The new church was an ugly structure typical of the period in which it was built. It was a square building of red brick with a small apsidal projection at the east end which served as a chancel. A number of photographs have survived and a drawing of the interior is to be seen in a collection in the Chapter Library at Lichfield. The ancient tower probably built about the time of the Reformation was suffered to remain and in 1788 a further storey was added into which was placed a peal of eight bells made by Abraham Rudhall of Gloucester. These bells survived until 1933 when they were recast and rehung and two further bells added in commemoration of King George V Silver Jubilee. There is also mention of an Edward Holbrooke, curate of Willenhall, who had previously taught the famous Dr. Samuel Johnson at Lichfield Grammar School in his former capacity as usher to the under master.
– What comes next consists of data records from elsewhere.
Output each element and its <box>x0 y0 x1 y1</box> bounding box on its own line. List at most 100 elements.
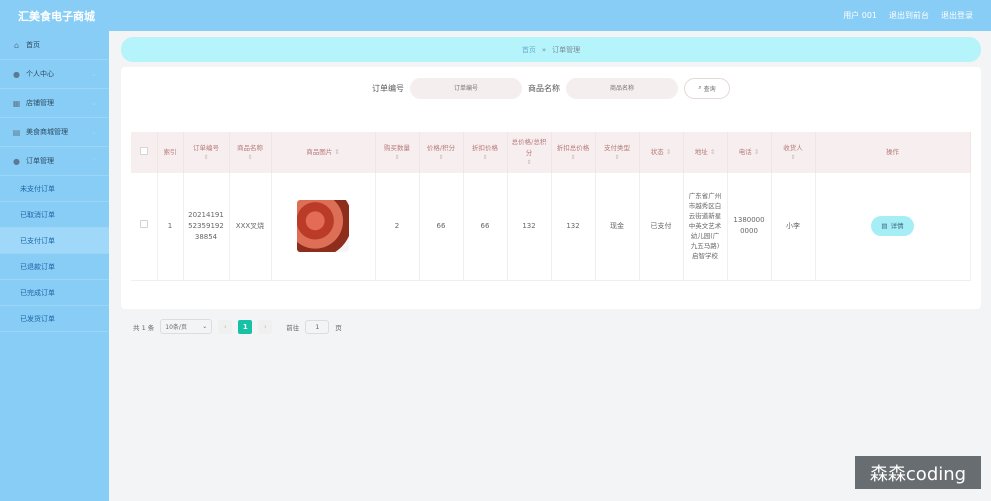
select-all-checkbox[interactable] <box>139 146 148 155</box>
cell-discount-price: 66 <box>463 173 508 281</box>
prev-page-button[interactable]: ‹ <box>218 319 233 334</box>
sort-icon[interactable]: ⇕ <box>710 148 715 156</box>
sidebar-subitem-paid[interactable]: 已支付订单 <box>0 228 109 254</box>
cell-address: 广东省广州市越秀区白云街道新星中英文艺术幼儿园(广九五马路)启智学校 <box>683 173 728 281</box>
cell-product-image <box>271 173 376 281</box>
breadcrumb-home[interactable]: 首页 <box>522 45 536 55</box>
search-button-label: 查询 <box>703 85 716 93</box>
search-bar: 订单编号 商品名称 ⌕ 查询 <box>121 77 981 99</box>
cell-pay-type: 现金 <box>595 173 640 281</box>
order-no-label: 订单编号 <box>372 83 404 93</box>
sort-icon[interactable]: ⇕ <box>598 153 637 163</box>
orders-table: 索引 订单编号 ⇕ 商品名称 ⇕ 商品图片 ⇕ 购买数量 ⇕ 价格/积分 ⇕ 折扣价格 ⇕… <box>131 132 971 281</box>
cell-price: 66 <box>419 173 464 281</box>
column-header[interactable]: 支付类型 ⇕ <box>595 132 640 173</box>
user-icon: ● <box>13 156 20 166</box>
column-header[interactable]: 价格/积分 ⇕ <box>419 132 464 173</box>
watermark: 森森coding <box>855 456 981 489</box>
breadcrumb-separator: » <box>541 45 547 54</box>
sort-icon[interactable]: ⇕ <box>554 153 593 163</box>
product-name-input[interactable] <box>566 77 678 99</box>
cell-discount-total: 132 <box>551 173 596 281</box>
column-header[interactable]: 折扣价格 ⇕ <box>463 132 508 173</box>
goto-label: 前往 <box>286 323 300 332</box>
sort-icon[interactable]: ⇕ <box>378 153 417 163</box>
sort-icon[interactable]: ⇕ <box>754 148 759 156</box>
sort-icon[interactable]: ⇕ <box>232 153 269 163</box>
search-button[interactable]: ⌕ 查询 <box>684 77 730 99</box>
chevron-down-icon: ⌄ <box>91 128 97 136</box>
column-header[interactable]: 地址 ⇕ <box>683 132 728 173</box>
page-size-select[interactable]: 10条/页 ⌄ <box>160 319 213 334</box>
page-number-button[interactable]: 1 <box>238 319 253 334</box>
pagination-total: 共 1 条 <box>133 323 155 332</box>
table-header-row: 索引 订单编号 ⇕ 商品名称 ⇕ 商品图片 ⇕ 购买数量 ⇕ 价格/积分 ⇕ 折扣价格 ⇕… <box>131 132 971 173</box>
breadcrumb: 首页 » 订单管理 <box>121 37 981 62</box>
back-to-front-link[interactable]: 退出到前台 <box>889 10 929 21</box>
cell-phone: 13800000000 <box>727 173 772 281</box>
food-thumbnail <box>297 200 349 253</box>
chevron-up-icon: ⌃ <box>91 157 97 165</box>
column-header[interactable]: 折扣总价格 ⇕ <box>551 132 596 173</box>
detail-button[interactable]: ▤ 详情 <box>871 216 914 237</box>
cell-status: 已支付 <box>639 173 684 281</box>
row-checkbox-cell <box>131 173 158 281</box>
sidebar-item-label: 订单管理 <box>26 157 54 165</box>
sidebar-subitem-unpaid[interactable]: 未支付订单 <box>0 176 109 202</box>
chevron-down-icon: ⌄ <box>91 70 97 78</box>
column-header[interactable]: 状态 ⇕ <box>639 132 684 173</box>
sidebar-subitem-refunded[interactable]: 已退款订单 <box>0 254 109 280</box>
column-header[interactable]: 总价格/总积分 ⇕ <box>507 132 552 173</box>
cell-actions: ▤ 详情 <box>815 173 971 281</box>
top-bar: 汇美食电子商城 用户 001 退出到前台 退出登录 <box>0 0 991 31</box>
page-unit-label: 页 <box>335 323 342 332</box>
sidebar-subitem-cancelled[interactable]: 已取消订单 <box>0 202 109 228</box>
column-header[interactable]: 电话 ⇕ <box>727 132 772 173</box>
detail-button-label: 详情 <box>890 222 904 231</box>
row-checkbox[interactable] <box>139 220 148 229</box>
chevron-down-icon: ⌄ <box>91 99 97 107</box>
sidebar-subitem-shipped[interactable]: 已发货订单 <box>0 306 109 332</box>
sidebar: ⌂ 首页 ● 个人中心 ⌄ ▦ 店铺管理 ⌄ ▤ 美食商城管理 ⌄ ● 订单管理… <box>0 31 109 501</box>
column-header[interactable]: 订单编号 ⇕ <box>183 132 230 173</box>
sort-icon[interactable]: ⇕ <box>422 153 461 163</box>
cell-total: 132 <box>507 173 552 281</box>
content-panel: 订单编号 商品名称 ⌕ 查询 索引 订单编号⇕ 商品名称⇕ <box>121 67 981 334</box>
sidebar-item-home[interactable]: ⌂ 首页 <box>0 31 109 60</box>
goto-page-input[interactable]: 1 <box>305 319 330 334</box>
cell-order-no: 202141915235919238854 <box>183 173 230 281</box>
sort-icon[interactable]: ⇕ <box>510 158 549 168</box>
sidebar-subitem-completed[interactable]: 已完成订单 <box>0 280 109 306</box>
select-all-cell <box>131 132 158 173</box>
sort-icon[interactable]: ⇕ <box>186 153 227 163</box>
column-header[interactable]: 商品名称 ⇕ <box>229 132 272 173</box>
cell-receiver: 小李 <box>771 173 816 281</box>
product-name-label: 商品名称 <box>528 83 560 93</box>
column-header[interactable]: 商品图片 ⇕ <box>271 132 376 173</box>
sort-icon[interactable]: ⇕ <box>774 153 813 163</box>
grid-icon: ▤ <box>12 127 21 137</box>
column-header: 操作 <box>815 132 971 173</box>
home-icon: ⌂ <box>13 40 20 50</box>
sidebar-item-stores[interactable]: ▦ 店铺管理 ⌄ <box>0 89 109 118</box>
document-icon: ▤ <box>881 222 888 231</box>
sidebar-item-profile[interactable]: ● 个人中心 ⌄ <box>0 60 109 89</box>
sort-icon[interactable]: ⇕ <box>666 148 671 156</box>
sort-icon[interactable]: ⇕ <box>466 153 505 163</box>
sidebar-item-orders[interactable]: ● 订单管理 ⌃ <box>0 147 109 176</box>
sort-icon[interactable]: ⇕ <box>334 148 339 156</box>
sidebar-item-label: 美食商城管理 <box>26 128 68 136</box>
main-area: 首页 » 订单管理 订单编号 商品名称 ⌕ 查询 索引 <box>109 31 991 501</box>
column-header: 索引 <box>157 132 184 173</box>
column-header[interactable]: 收货人 ⇕ <box>771 132 816 173</box>
top-links: 用户 001 退出到前台 退出登录 <box>843 10 973 21</box>
pagination: 共 1 条 10条/页 ⌄ ‹ 1 › 前往 1 页 <box>133 319 342 334</box>
user-icon: ● <box>13 69 20 79</box>
order-no-input[interactable] <box>410 77 522 99</box>
sidebar-item-food-mall[interactable]: ▤ 美食商城管理 ⌄ <box>0 118 109 147</box>
column-header[interactable]: 购买数量 ⇕ <box>375 132 420 173</box>
cell-index: 1 <box>157 173 184 281</box>
logout-link[interactable]: 退出登录 <box>941 10 973 21</box>
chevron-down-icon: ⌄ <box>202 323 208 330</box>
next-page-button[interactable]: › <box>258 319 273 334</box>
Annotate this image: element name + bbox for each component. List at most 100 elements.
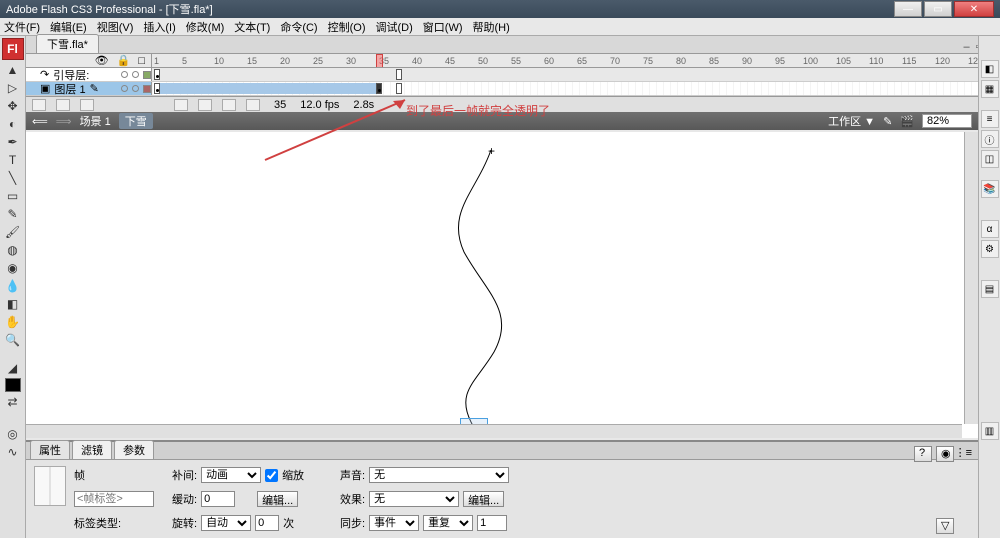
outline-toggle[interactable] <box>143 85 151 93</box>
outline-column-icon[interactable]: □ <box>138 55 145 67</box>
tween-select[interactable]: 动画 <box>201 467 261 483</box>
ink-bottle-tool[interactable]: ◍ <box>3 242 23 258</box>
ease-edit-button[interactable]: 编辑... <box>257 491 298 507</box>
rectangle-tool[interactable]: ▭ <box>3 188 23 204</box>
zoom-select[interactable]: 82% <box>922 114 972 128</box>
scale-checkbox[interactable] <box>265 469 278 482</box>
v-scrollbar[interactable] <box>964 132 978 424</box>
workspace-label[interactable]: 工作区 ▼ <box>828 113 875 129</box>
keyframe-start[interactable] <box>154 83 160 94</box>
document-tab[interactable]: 下雪.fla* <box>36 34 99 53</box>
menu-insert[interactable]: 插入(I) <box>143 19 175 35</box>
menu-help[interactable]: 帮助(H) <box>473 19 510 35</box>
tab-filters[interactable]: 滤镜 <box>72 440 112 459</box>
tab-properties[interactable]: 属性 <box>30 440 70 459</box>
layer-name[interactable]: 图层 1 <box>54 81 85 97</box>
free-transform-tool[interactable]: ✥ <box>3 98 23 114</box>
new-layer-button[interactable] <box>32 99 46 111</box>
menu-debug[interactable]: 调试(D) <box>376 19 413 35</box>
lock-column-icon[interactable]: 🔒 <box>117 54 131 67</box>
symbol-edit-icon[interactable]: ✎ <box>883 115 892 128</box>
paint-bucket-tool[interactable]: ◉ <box>3 260 23 276</box>
tab-parameters[interactable]: 参数 <box>114 440 154 459</box>
frame-label-input[interactable] <box>74 491 154 507</box>
playhead[interactable] <box>376 54 383 67</box>
keyframe-end[interactable] <box>396 69 402 80</box>
eyedropper-tool[interactable]: 💧 <box>3 278 23 294</box>
text-tool[interactable]: T <box>3 152 23 168</box>
selection-tool[interactable]: ▲ <box>3 62 23 78</box>
eye-toggle[interactable] <box>121 71 128 78</box>
delete-layer-button[interactable] <box>80 99 94 111</box>
smooth-option-icon[interactable]: ∿ <box>3 444 23 460</box>
lock-toggle[interactable] <box>132 71 139 78</box>
menu-window[interactable]: 窗口(W) <box>423 19 463 35</box>
swap-colors-icon[interactable]: ⇄ <box>3 394 23 410</box>
menu-commands[interactable]: 命令(C) <box>280 19 317 35</box>
align-panel-icon[interactable]: ≡ <box>981 110 999 128</box>
outline-toggle[interactable] <box>143 71 151 79</box>
snap-option-icon[interactable]: ◎ <box>3 426 23 442</box>
repeat-count-input[interactable] <box>477 515 507 531</box>
onion-markers-button[interactable] <box>246 99 260 111</box>
back-button[interactable]: ⟸ <box>32 115 48 128</box>
subselection-tool[interactable]: ▷ <box>3 80 23 96</box>
stroke-color-swatch[interactable]: ◢ <box>3 360 23 376</box>
maximize-button[interactable]: ▭ <box>924 1 952 17</box>
line-tool[interactable]: ╲ <box>3 170 23 186</box>
motion-tween[interactable] <box>154 83 382 94</box>
layer-row-guide[interactable]: ↷ 引导层: <box>26 68 978 82</box>
menu-file[interactable]: 文件(F) <box>4 19 40 35</box>
menu-control[interactable]: 控制(O) <box>328 19 366 35</box>
keyframe-empty[interactable] <box>396 83 402 94</box>
onion-skin-button[interactable] <box>174 99 188 111</box>
expand-icon[interactable]: ▽ <box>936 518 954 534</box>
layer1-frames[interactable] <box>152 82 978 95</box>
pen-tool[interactable]: ✒ <box>3 134 23 150</box>
close-button[interactable]: ✕ <box>954 1 994 17</box>
transform-panel-icon[interactable]: ◫ <box>981 150 999 168</box>
actions-panel-icon[interactable]: α <box>981 220 999 238</box>
swatches-panel-icon[interactable]: ▦ <box>981 80 999 98</box>
new-folder-button[interactable] <box>56 99 70 111</box>
eye-toggle[interactable] <box>121 85 128 92</box>
eraser-tool[interactable]: ◧ <box>3 296 23 312</box>
info-panel-icon[interactable]: ⓘ <box>981 130 999 148</box>
edit-multiple-button[interactable] <box>222 99 236 111</box>
onion-outlines-button[interactable] <box>198 99 212 111</box>
lock-toggle[interactable] <box>132 85 139 92</box>
effect-edit-button[interactable]: 编辑... <box>463 491 504 507</box>
hand-tool[interactable]: ✋ <box>3 314 23 330</box>
menu-view[interactable]: 视图(V) <box>97 19 134 35</box>
keyframe[interactable] <box>154 69 160 80</box>
sound-select[interactable]: 无 <box>369 467 509 483</box>
h-scrollbar[interactable] <box>26 424 962 438</box>
scene-label[interactable]: 场景 1 <box>80 113 111 129</box>
zoom-tool[interactable]: 🔍 <box>3 332 23 348</box>
panel-icon-a[interactable]: ▤ <box>981 280 999 298</box>
scene-icon[interactable]: 🎬 <box>900 115 914 128</box>
lasso-tool[interactable]: ◐ <box>3 116 23 132</box>
menu-modify[interactable]: 修改(M) <box>186 19 225 35</box>
fill-color-swatch[interactable] <box>5 378 21 392</box>
behaviors-panel-icon[interactable]: ⚙ <box>981 240 999 258</box>
guide-frames[interactable] <box>152 68 978 81</box>
effect-select[interactable]: 无 <box>369 491 459 507</box>
sync-select[interactable]: 事件 <box>369 515 419 531</box>
help-icon[interactable]: ? <box>914 446 932 462</box>
rotate-count-input[interactable] <box>255 515 279 531</box>
panel-option-icon[interactable]: ◉ <box>936 446 954 462</box>
repeat-select[interactable]: 重复 <box>423 515 473 531</box>
panel-icon-b[interactable]: ▥ <box>981 422 999 440</box>
eye-column-icon[interactable]: 👁 <box>95 54 109 67</box>
keyframe-current[interactable] <box>376 83 382 94</box>
minimize-button[interactable]: — <box>894 1 922 17</box>
layer-row-1[interactable]: ▣ 图层 1 ✎ <box>26 82 978 96</box>
doc-minimize-button[interactable]: – <box>964 41 970 53</box>
stage[interactable]: + ❄ <box>26 132 978 438</box>
rotate-select[interactable]: 自动 <box>201 515 251 531</box>
ease-input[interactable] <box>201 491 235 507</box>
forward-button[interactable]: ⟹ <box>56 115 72 128</box>
scene-crumb[interactable]: 下雪 <box>119 113 153 129</box>
brush-tool[interactable]: 🖌 <box>3 224 23 240</box>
About 1850 a move was made to get a new church more worthy of the sacred purpose for which it was used and in 1853 the Vestry Meeting had before them a scheme drawn up by Mr. Griffin (a Wolverhampton architect), for altering the existing building. This consisted of building a new chancel, taking down of the pillars in the nave, and building two new arcades in the Gothic style with a clerestory, erecting two new galleries and building a new vestry. It was soon realized that this scheme would be too costly and the architect who had just designed and built the new church of St. Stephen in Willenhall was commissioned to design a completely new church and tower in the Gothic style. This new church was consecrated by Dr. John Lonsdale, Lord Bishop of Lichfield on 18th July 1867. It cost £6,700 to build.1898 saw the building of the organ by Hill Norman and Beard to commemorate the Golden Jubilee of Queen Victoria. Other additions have been made to the church building. 1900 saw the first school building.
Parish Records Historic records of St Giles, Willenhall have been deposited at Staffordshire Record Office, where they are available for consultation by the public. These include the parish registers of baptisms 1642-1983, marriages 1841-1988, and burials 1727-1978.
A catalogue of these records is available in "Gateway to the Past" - the online catalogue of the Staffordshire and Stoke on Trent Archive Service. The Archive Service's website provides further information on planning a visit to the office to consult records, should you wish to do so.